Wednesday, June 16, 2010

So embarrassing....

This sucks. I'm going to do it anyway though. Every week (or maybe every two weeks...we'll see) I'm going to post an update on my progress here on the blog.  Pictures AND stats. Ugh. Gross. I am not super happy with the shape that my body is in right now. I have been afforded the excuse "But...I just HAD A BABY!" for too long. NO MORE!! That was seven months ago and I realized that I'm just being lazy now.

A quick review of my eating and exercise habits (or lack thereof...  >.<  ) shed a frustrating light on my health. I was not eating healthy. I was not exercising. Of course, I made the usual excuses and justifications--and my habits were still much better than the average American. However, just because it could be worse doesn't mean it's not bad enough to warrant change.

Now, I am not a stupid person. I do my homework and read up on the facts before making major decisions--like the decision I made about eight years ago to stop drinking cow milk (or any animal milk, for that matter). There are plenty of delicious, nutritious and outright BETTER options out there--like soy milk, rice milk and almond milk. Freakin yum. Other changes I've made in my diet include eating organic whenever possible, avoiding the microwave, cooking from scratch (which cuts down on processed and chemically enhanced or preserved foods), and just plain READING THE LABEL. I try to take in less than 1500 calories a day. I have started snacking on organic fruits and nuts and raw veggies. I even make my own almond butter and peanut butter at the whole foods store! I don't eat white bread. I avoid sugar and candy (not that hard for me, actually--I'm not much of a sugar person). I am working on drinking plenty of water. In the morning I make a cup of Female Toner, or "lady tea"(well...that's what I call it--it has raspberry leaf, licorice root, strawberry leaf, nettle leaf, angelica root, thistle, spearmint leaf, rose hip, lemon verbana leaf, lemongrass, ginger and chamomile in it - these help strengthen your lady parts and pieces and support and regulate our female...processes), let it cool and add it to my water bottle. In the evening I add a cooled cup of Every Day DeTox tea (burdock and dandelion to support the liver, juniper berry to aid kidney function and ginger, black pepper, and long pepper to aid blood flow - overall it helps your body cleanse and balance itself) to my water. I have been feeling a lot more healthy and energetic these days. Now to put that energy to good use!!

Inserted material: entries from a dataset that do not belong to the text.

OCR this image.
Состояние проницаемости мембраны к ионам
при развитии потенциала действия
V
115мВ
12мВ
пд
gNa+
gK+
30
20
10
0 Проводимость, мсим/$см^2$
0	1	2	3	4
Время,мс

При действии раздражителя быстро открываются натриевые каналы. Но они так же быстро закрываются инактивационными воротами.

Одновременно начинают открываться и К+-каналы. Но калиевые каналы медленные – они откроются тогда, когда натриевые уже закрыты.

A friend made a comment/suggestion regarding exercise, and I totally agree with her! She suggested that I get out and take Gabriel for a walk in the ol' stroller. I should do that. I NEED to do that.
I'm going to do it today.
That being said, though, I must point out the fact that I suffer from a terribly frustrating bodily malfunction: I don't sweat. Ever. It sucks. A lot of people hear that and say "Oh man, you're so lucky! I wish I didn't sweat! It's disgusting!" Shut your face. I hate to say it, but you are sadly ill-educated. I am NOT lucky. Not sweating means I overheat like *that*. So fast I don't even have time to say "Gee, I wish by body worked properly." I get dizzy, my face turns embarrassingly red, and I want to die. So going on a walk would be FANTASTIC. But I live in Hawaii and it's freaking hot here. Not to mention super humid. Oh, and that's on top of the fact that I live at the tippy-top of a huge hill... So I'll have to save that walk for this evening. We do get out and go to the beach and stuff though...but it's not enough for me to say (in good conscience) "I get plenty of exercise!!"

Anyway--enough lallygagging. On to the dreaded, icky, utterly embarrassing part. The picture and beginning stats. Today, it is in the form of a post, but every time hereafter it will be in the side bar. Man, this sucks. I can't believe I'm about to show everyone my post-baby-belly chub. Here goes. I look El-Gross-o.

144 lbs.
Bust: 38.5" Bicep: 11.5" Waist: 31.5" Hips: 39" Butt: 40.5" Thigh: 22"
Ugh...
Don't you worry. I'm sure I'll be more willing to smile in these when I don't look so freaking icky.

P.S. I just calculated my BMI (body mass index). This is what the BMI calculator told me: "Your BMI is: 25.5. Your BMI category: Overweight" Well isn't that just a slap in the face. Thank you, rude website.

1 comment:

  1. Hey Ashley, I don't usually comment on blogs that often, but I check yours now and then (a blog of interest). Anyway, good luck with your goals! Getting fit is hard, something I struggle with all the time, but have been doing a little better lately as well.

    But I think you've done the most important part, which is set your goals out in the open, so you can hold yourself accountable. So really, good luck!

    By the way, have you ever seen Food, Inc?